DIPARTIMENTO DI SCIENZE ECONOMICHE E AZIENDALI
Corso di studio
INTERNATIONAL BUSINESS AND ENTREPRENEURSHIP - MANAGEMENT INTERNAZIONALE E IMPRENDITORIALITÀ
Primo Semestre (24/09/2018 - 21/12/2018)
66 ore di attività frontale
SCRITTO E ORALE CONGIUNTI
Knowledge of basic concepts of Statistics like inference, confidence interval, test of hypothesis, simple regression model.
For the coding part, it is recommended to have some familiarity with Python language, or similar software like R, even through on-line courses (ex. Coursera).
Knowledge of the most relevant statistical methods for large data set analysis. The student will learn how to run a complete work flow of analysis by employing Python software. From the collection and management of large data set, through the choice of the most appropriate models to the final interpretation and contextualization of the results.
Programma e contenuti
The aim of this course is to study and apply the most relevant statistical models in the analysis of large data set.
The perspective in mainly applicative: choosing and applying suitable models to exploit the whole informative content of (large) data set with a particular attention to the correct and contextualized interpretation of the final results. Moreover, a focus will be set on some frameworks for the management of large data set like MapReduce for data clustering.
The course will be held with the interactive employment of open source software like Python to learn practically the complete analysis work-flow.
A particular emphasis will be given to social network data, textual data, business-financial case studies.
Some of the models that will be covered are: Naive Bayes Classifier, Latent Dirichlet Analysis, Clustering algorithm, Penalized regression Support Vector Machines.
The class integrates theoretical lectures with practicals based on Python to learn how to implement and analyze the most appropriate models according to the available data.

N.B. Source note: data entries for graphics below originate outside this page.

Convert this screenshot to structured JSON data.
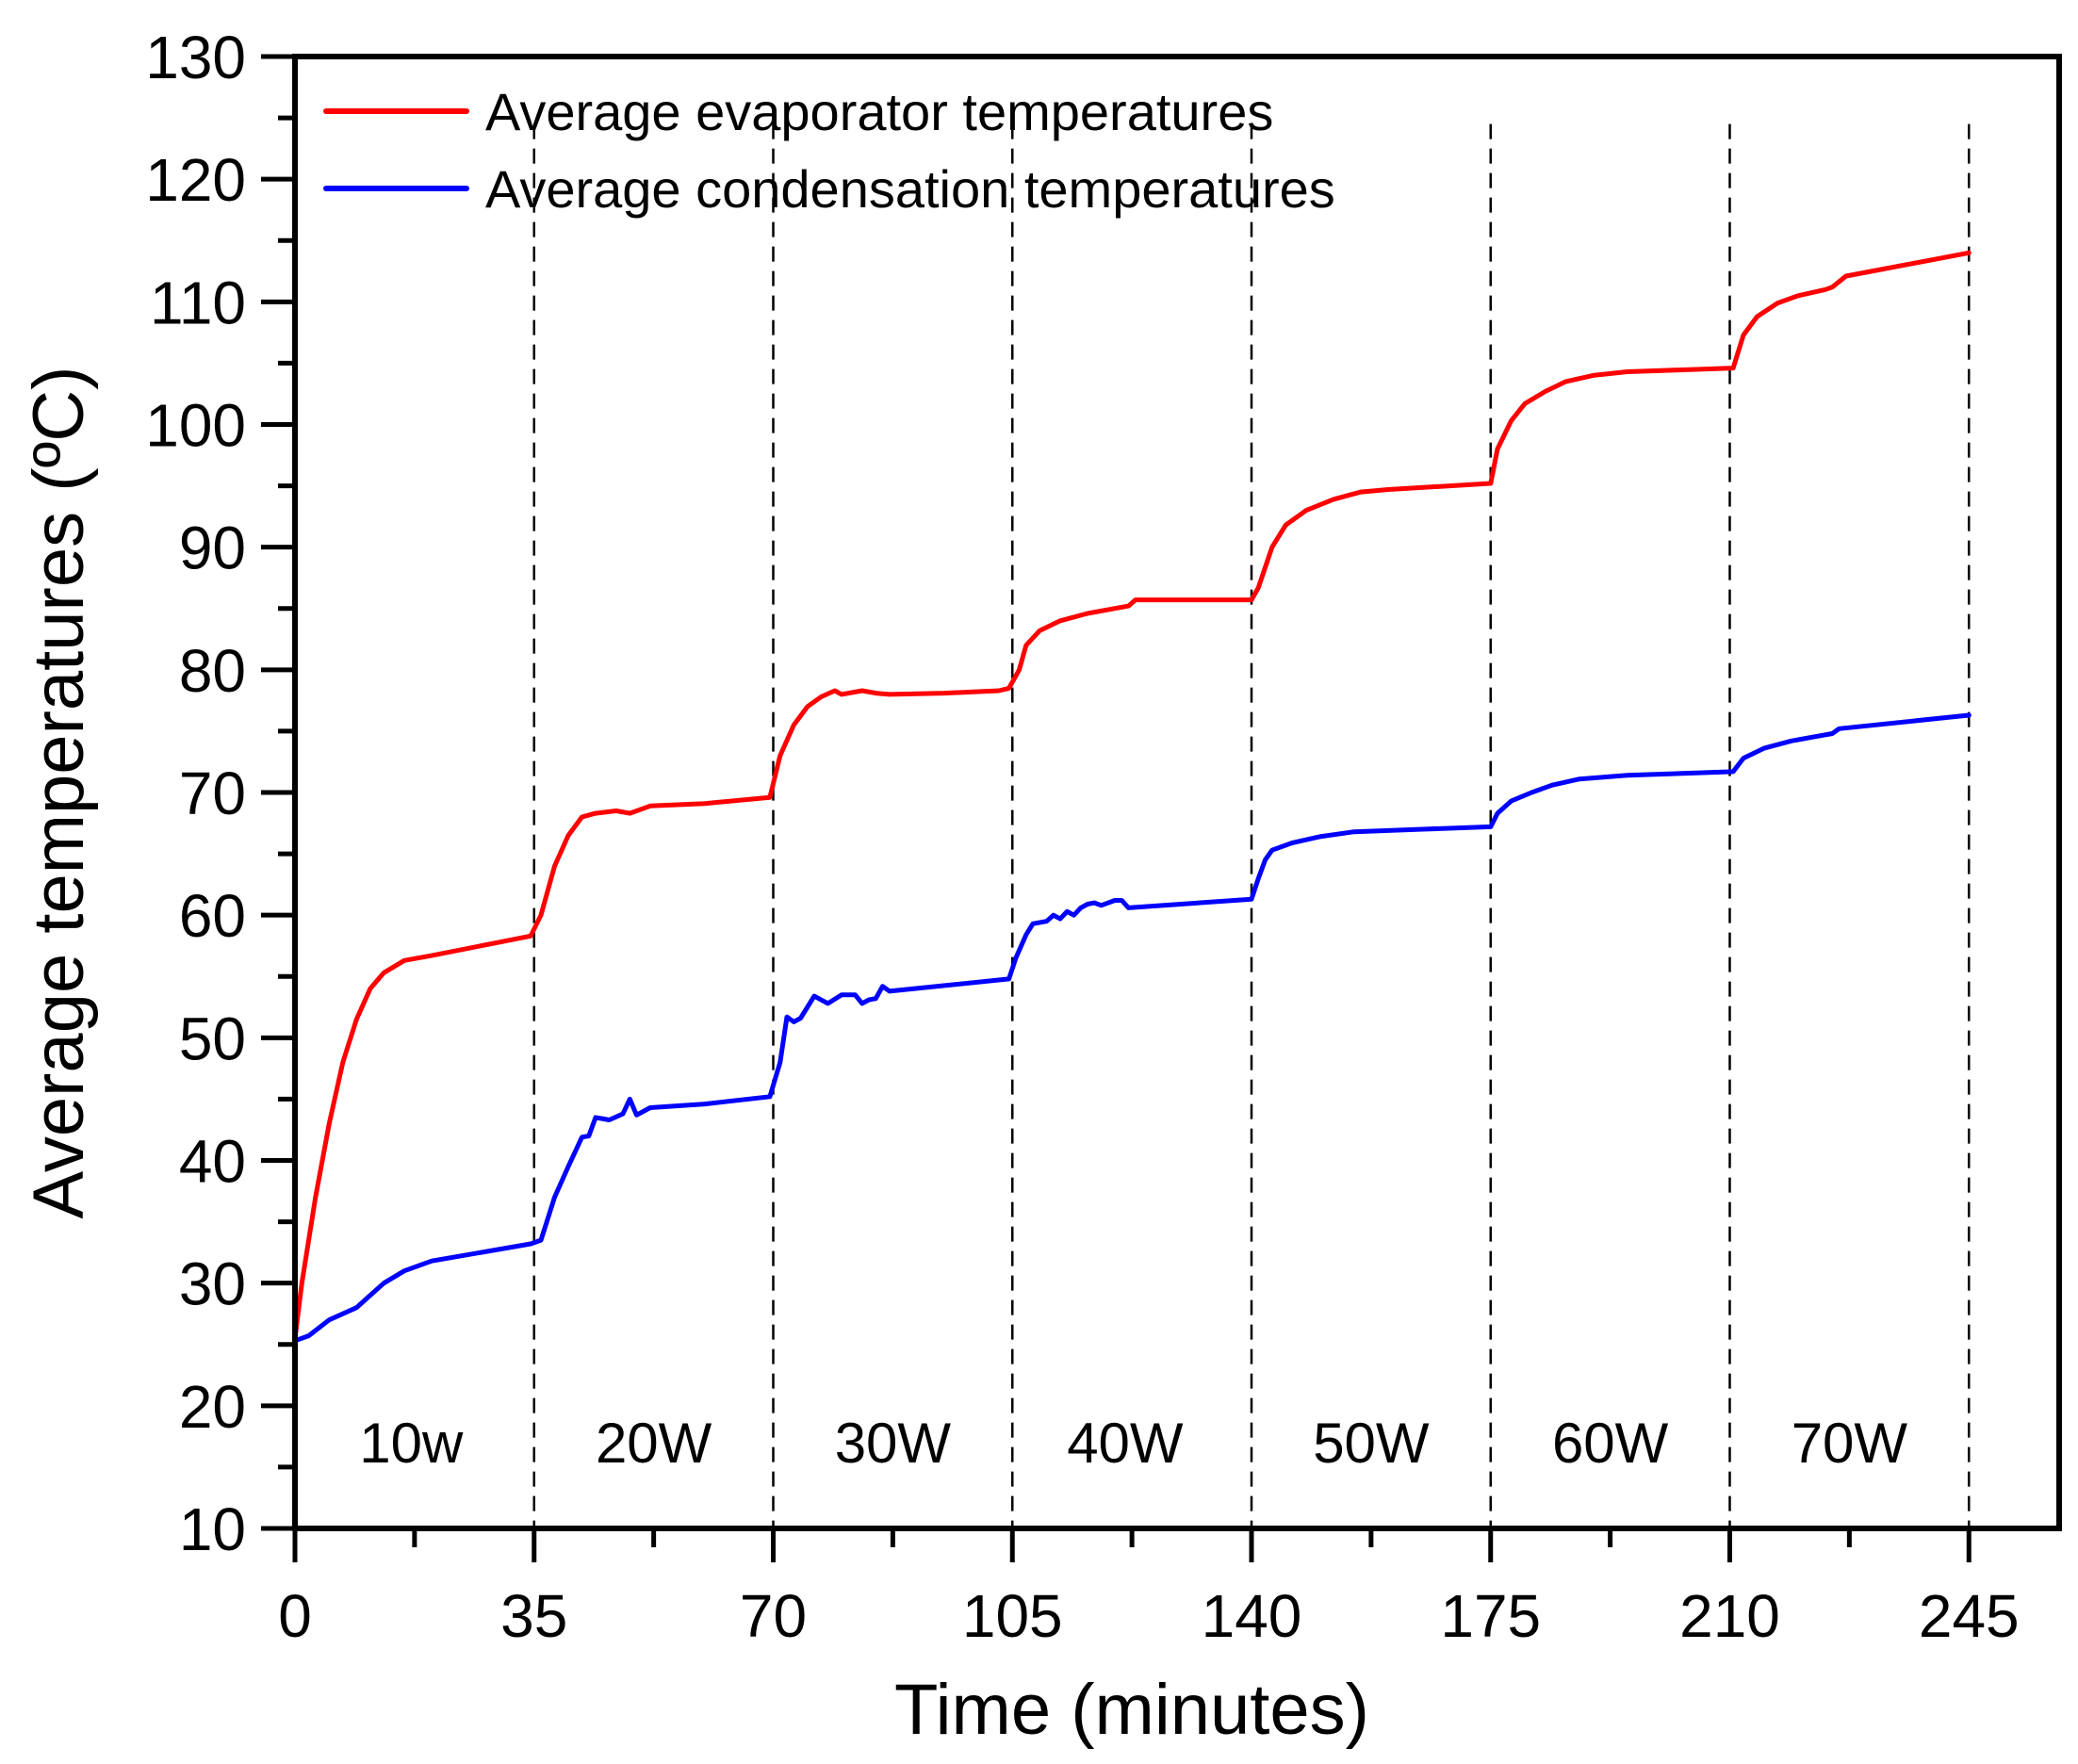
{
  "chart_data": {
    "type": "line",
    "title": "",
    "xlabel": "Time (minutes)",
    "ylabel": "Average temperatures (ºC)",
    "xlim": [
      0,
      255
    ],
    "ylim": [
      10,
      130
    ],
    "xticks": [
      0,
      35,
      70,
      105,
      140,
      175,
      210,
      245
    ],
    "xtick_labels": [
      "0",
      "35",
      "70",
      "105",
      "140",
      "175",
      "210",
      "245"
    ],
    "x_minor_ticks": [
      17.5,
      52.5,
      87.5,
      122.5,
      157.5,
      192.5,
      227.5
    ],
    "yticks": [
      10,
      20,
      30,
      40,
      50,
      60,
      70,
      80,
      90,
      100,
      110,
      120,
      130
    ],
    "ytick_labels": [
      "10",
      "20",
      "30",
      "40",
      "50",
      "60",
      "70",
      "80",
      "90",
      "100",
      "110",
      "120",
      "130"
    ],
    "y_minor_ticks": [
      15,
      25,
      35,
      45,
      55,
      65,
      75,
      85,
      95,
      105,
      115,
      125
    ],
    "grid": false,
    "legend_position": "top-left",
    "dividers": [
      35,
      70,
      105,
      140,
      175,
      210,
      245
    ],
    "regions": [
      {
        "label": "10w",
        "x": 17
      },
      {
        "label": "20W",
        "x": 52.5
      },
      {
        "label": "30W",
        "x": 87.5
      },
      {
        "label": "40W",
        "x": 121.5
      },
      {
        "label": "50W",
        "x": 157.5
      },
      {
        "label": "60W",
        "x": 192.5
      },
      {
        "label": "70W",
        "x": 227.5
      }
    ],
    "series": [
      {
        "name": "Average evaporator temperatures",
        "color": "#ff0000",
        "x": [
          0,
          1,
          3,
          5,
          7,
          9,
          11,
          13,
          16,
          20,
          34.5,
          36,
          38,
          40,
          42,
          44,
          47,
          49,
          52,
          60,
          69.5,
          71,
          73,
          75,
          77,
          79,
          80,
          83,
          85,
          87,
          95,
          103,
          104.5,
          106,
          107,
          109,
          112,
          116,
          120,
          122,
          123,
          140,
          141,
          143,
          145,
          148,
          152,
          156,
          160,
          175,
          176,
          178,
          180,
          183,
          186,
          190,
          195,
          210.5,
          212,
          214,
          217,
          220,
          224,
          225,
          227,
          245
        ],
        "y": [
          25.5,
          30,
          37,
          43,
          48,
          51.5,
          54,
          55.3,
          56.3,
          56.7,
          58.3,
          60,
          64,
          66.5,
          68,
          68.3,
          68.5,
          68.3,
          68.9,
          69.1,
          69.6,
          73,
          75.5,
          77,
          77.8,
          78.3,
          78.0,
          78.3,
          78.1,
          78.0,
          78.1,
          78.3,
          78.5,
          80,
          82,
          83.2,
          84,
          84.6,
          85,
          85.2,
          85.7,
          85.7,
          86.7,
          90,
          91.8,
          93,
          93.9,
          94.5,
          94.7,
          95.2,
          98,
          100.3,
          101.7,
          102.7,
          103.5,
          104,
          104.3,
          104.6,
          107.3,
          108.8,
          109.9,
          110.5,
          111,
          111.2,
          112.1,
          114
        ]
      },
      {
        "name": "Average condensation temperatures",
        "color": "#0000ff",
        "x": [
          0,
          2,
          5,
          9,
          13,
          16,
          20,
          34.5,
          36,
          38,
          40,
          42,
          43,
          44,
          46,
          48,
          49,
          50,
          52,
          60,
          69.5,
          71,
          72,
          73,
          74,
          76,
          78,
          80,
          82,
          83,
          84,
          85,
          86,
          87,
          104.5,
          105.5,
          107,
          108,
          110,
          111,
          112,
          113,
          114,
          115,
          116,
          117,
          118,
          120,
          121,
          122,
          140,
          141,
          142,
          143,
          146,
          150,
          155,
          165,
          175,
          176,
          178,
          181,
          184,
          188,
          195,
          210.5,
          212,
          215,
          219,
          223,
          225,
          226,
          245
        ],
        "y": [
          25.3,
          25.7,
          27,
          28,
          30,
          31,
          31.8,
          33.2,
          33.5,
          37,
          39.5,
          41.9,
          42,
          43.5,
          43.3,
          43.8,
          45,
          43.7,
          44.3,
          44.6,
          45.2,
          48,
          51.7,
          51.3,
          51.6,
          53.4,
          52.8,
          53.5,
          53.5,
          52.8,
          53.1,
          53.2,
          54.2,
          53.8,
          54.8,
          56.5,
          58.4,
          59.3,
          59.5,
          60,
          59.7,
          60.3,
          60,
          60.6,
          60.9,
          61,
          60.8,
          61.2,
          61.2,
          60.6,
          61.3,
          63,
          64.5,
          65.3,
          65.9,
          66.4,
          66.8,
          67,
          67.2,
          68.3,
          69.3,
          70,
          70.6,
          71.1,
          71.4,
          71.7,
          72.8,
          73.6,
          74.2,
          74.6,
          74.8,
          75.2,
          76.3
        ]
      }
    ]
  }
}
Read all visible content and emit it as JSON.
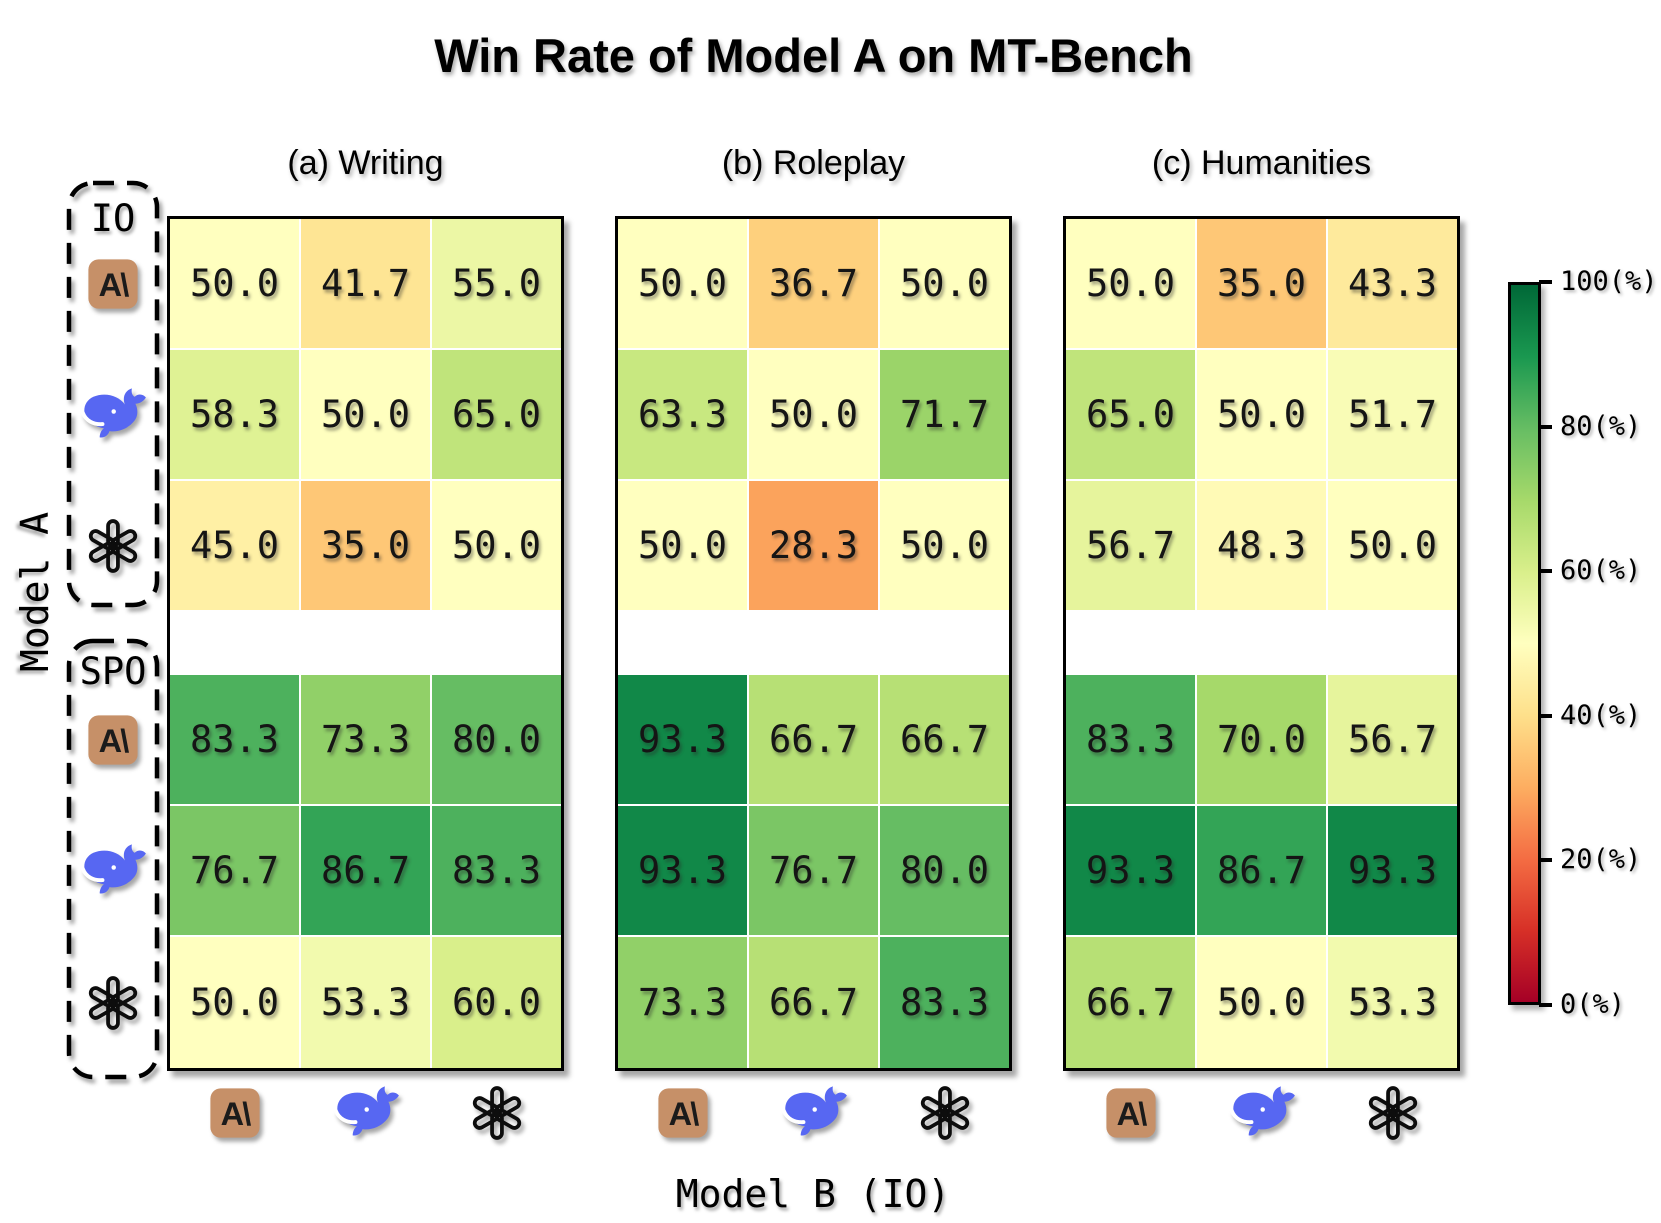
{
  "title": "Win Rate of Model A on MT-Bench",
  "axis": {
    "y_label": "Model A",
    "x_label": "Model B (IO)"
  },
  "groups": [
    {
      "label": "IO"
    },
    {
      "label": "SPO"
    }
  ],
  "row_models": [
    "Anthropic",
    "DeepSeek",
    "OpenAI",
    "Anthropic",
    "DeepSeek",
    "OpenAI"
  ],
  "col_models": [
    "Anthropic",
    "DeepSeek",
    "OpenAI"
  ],
  "icons": {
    "anthropic_glyph": "A\\"
  },
  "colors": {
    "anthropic_bg": "#C69068",
    "anthropic_glyph": "#1b1b1b",
    "deepseek_blue": "#5767F2",
    "openai_black": "#0d0d0d",
    "cell_text": "#151515",
    "panel_border": "#000000"
  },
  "colorbar": {
    "tick_labels": [
      "100(%)",
      "80(%)",
      "60(%)",
      "40(%)",
      "20(%)",
      "0(%)"
    ],
    "min": 0,
    "max": 100,
    "orientation": "vertical",
    "position": "right"
  },
  "colormap": {
    "name": "RdYlGn",
    "domain": [
      0,
      100
    ],
    "anchors": [
      "#a50026",
      "#d73027",
      "#f46d43",
      "#fdae61",
      "#fee08b",
      "#ffffbf",
      "#d9ef8b",
      "#a6d96a",
      "#66bd63",
      "#1a9850",
      "#006837"
    ]
  },
  "chart_data": [
    {
      "type": "heatmap",
      "title": "(a) Writing",
      "unit": "%",
      "vmin": 0,
      "vmax": 100,
      "x_categories": [
        "Anthropic (IO)",
        "DeepSeek (IO)",
        "OpenAI (IO)"
      ],
      "y_categories": [
        "IO Anthropic",
        "IO DeepSeek",
        "IO OpenAI",
        "SPO Anthropic",
        "SPO DeepSeek",
        "SPO OpenAI"
      ],
      "values": [
        [
          50.0,
          41.7,
          55.0
        ],
        [
          58.3,
          50.0,
          65.0
        ],
        [
          45.0,
          35.0,
          50.0
        ],
        [
          83.3,
          73.3,
          80.0
        ],
        [
          76.7,
          86.7,
          83.3
        ],
        [
          50.0,
          53.3,
          60.0
        ]
      ]
    },
    {
      "type": "heatmap",
      "title": "(b) Roleplay",
      "unit": "%",
      "vmin": 0,
      "vmax": 100,
      "x_categories": [
        "Anthropic (IO)",
        "DeepSeek (IO)",
        "OpenAI (IO)"
      ],
      "y_categories": [
        "IO Anthropic",
        "IO DeepSeek",
        "IO OpenAI",
        "SPO Anthropic",
        "SPO DeepSeek",
        "SPO OpenAI"
      ],
      "values": [
        [
          50.0,
          36.7,
          50.0
        ],
        [
          63.3,
          50.0,
          71.7
        ],
        [
          50.0,
          28.3,
          50.0
        ],
        [
          93.3,
          66.7,
          66.7
        ],
        [
          93.3,
          76.7,
          80.0
        ],
        [
          73.3,
          66.7,
          83.3
        ]
      ]
    },
    {
      "type": "heatmap",
      "title": "(c) Humanities",
      "unit": "%",
      "vmin": 0,
      "vmax": 100,
      "x_categories": [
        "Anthropic (IO)",
        "DeepSeek (IO)",
        "OpenAI (IO)"
      ],
      "y_categories": [
        "IO Anthropic",
        "IO DeepSeek",
        "IO OpenAI",
        "SPO Anthropic",
        "SPO DeepSeek",
        "SPO OpenAI"
      ],
      "values": [
        [
          50.0,
          35.0,
          43.3
        ],
        [
          65.0,
          50.0,
          51.7
        ],
        [
          56.7,
          48.3,
          50.0
        ],
        [
          83.3,
          70.0,
          56.7
        ],
        [
          93.3,
          86.7,
          93.3
        ],
        [
          66.7,
          50.0,
          53.3
        ]
      ]
    }
  ]
}
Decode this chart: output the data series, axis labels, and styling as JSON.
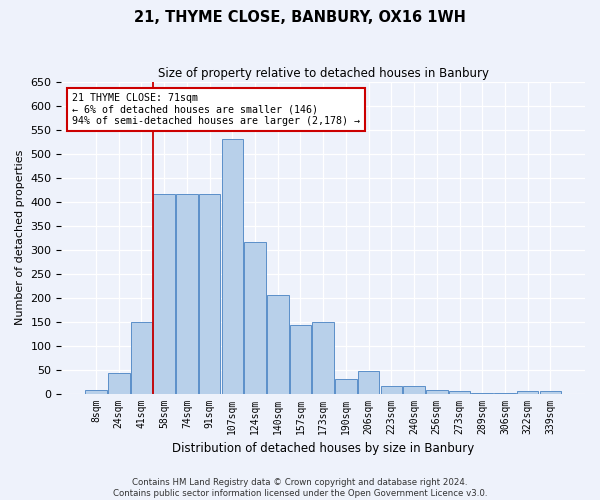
{
  "title": "21, THYME CLOSE, BANBURY, OX16 1WH",
  "subtitle": "Size of property relative to detached houses in Banbury",
  "xlabel": "Distribution of detached houses by size in Banbury",
  "ylabel": "Number of detached properties",
  "categories": [
    "8sqm",
    "24sqm",
    "41sqm",
    "58sqm",
    "74sqm",
    "91sqm",
    "107sqm",
    "124sqm",
    "140sqm",
    "157sqm",
    "173sqm",
    "190sqm",
    "206sqm",
    "223sqm",
    "240sqm",
    "256sqm",
    "273sqm",
    "289sqm",
    "306sqm",
    "322sqm",
    "339sqm"
  ],
  "values": [
    8,
    42,
    150,
    415,
    415,
    415,
    530,
    315,
    205,
    142,
    150,
    30,
    48,
    15,
    15,
    8,
    5,
    2,
    2,
    5,
    5
  ],
  "bar_color": "#b8d0ea",
  "bar_edge_color": "#5b8fc9",
  "property_label": "21 THYME CLOSE: 71sqm",
  "annotation_line1": "← 6% of detached houses are smaller (146)",
  "annotation_line2": "94% of semi-detached houses are larger (2,178) →",
  "vline_color": "#cc0000",
  "vline_x": 2.5,
  "ylim": [
    0,
    650
  ],
  "yticks": [
    0,
    50,
    100,
    150,
    200,
    250,
    300,
    350,
    400,
    450,
    500,
    550,
    600,
    650
  ],
  "footer_line1": "Contains HM Land Registry data © Crown copyright and database right 2024.",
  "footer_line2": "Contains public sector information licensed under the Open Government Licence v3.0.",
  "background_color": "#eef2fb",
  "grid_color": "#ffffff"
}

A tutor will help students weekly in acquiring all the necessary theoretical and practical knowledge.
All the material used during the lectures (slides. script. data) will be available on Kiro platform.
Testi di riferimento
1) Coelho and Richert, Building Machine Learning Systems with Python, Second edition, Packt Publishing.
2)Introduction to Python for Econometrics, Statistics and Data Analysis
Kevin Sheppard, pdf version available
Modalità verifica apprendimento
Midterm about the first explained models.
Final project of analysis with real case studies.
Some lectured will be thought by experts of the big data field.